De onderzoekers van de Carnegie Endowment hebben nu zorgvuldig in kaart gebracht wat er vóór president Bush jr tot de oorlog besloot feitelijk bij inlichtingendiensten bekend was over Iraakse ‘massavernietigingswapens’, hoe die kennis door de regering Bush is gebruikt, en wat er achteraf van waar blijkt te zijn geweest.

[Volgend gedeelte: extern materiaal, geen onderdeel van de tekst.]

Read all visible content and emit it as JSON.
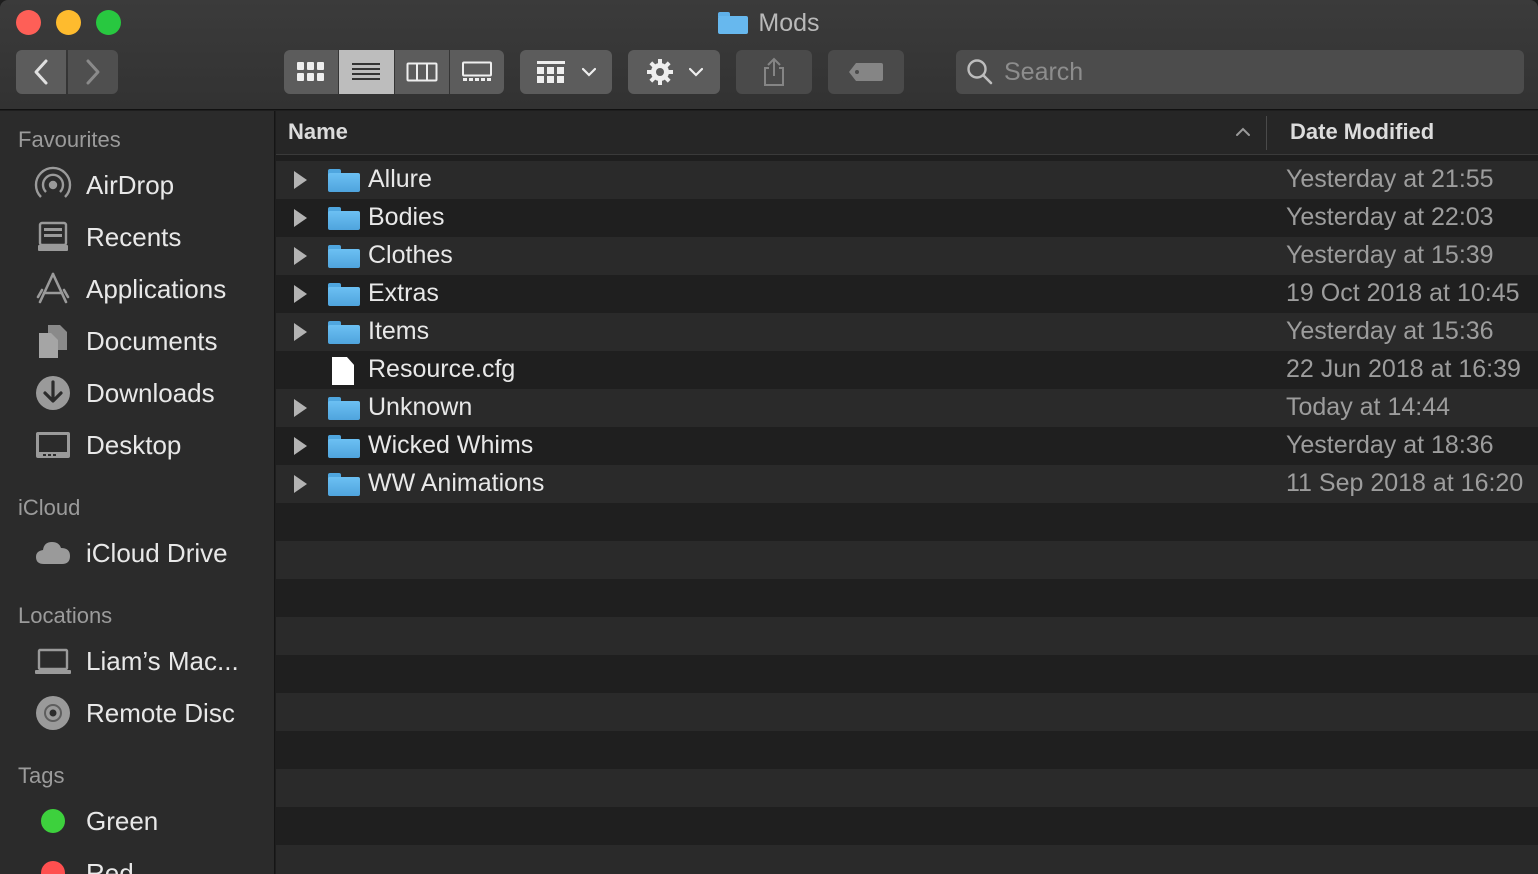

De Amerikaanse en Britse inlichtingendiensten beschikten na 1998, toen de wapeninspecties van de VN werden opgeschort, niet over harde gegevens over Iraakse wapenprogramma’s. Hun rapporten berustten voornamelijk op giswerk, waarbij ze de neiging vertoonden het zo somber mogelijk voor te stellen. Maar in het algemeen maakten ze wel duidelijk hoe groot de onzekerheidsmarges waren. De Amerikaanse (en Britse) regering hebben echter systematisch al die onzekerheden, twijfels en voorbehouden genegeerd en het voorgesteld alsof zij zich baseerden op harde, onomstotelijke feiten. Daarbij hebben zij willens en wetens niet alleen alle informatie die niet in hun kraam te pas kwam genegeerd, maar ook welbewust in het klein en groot gelogen.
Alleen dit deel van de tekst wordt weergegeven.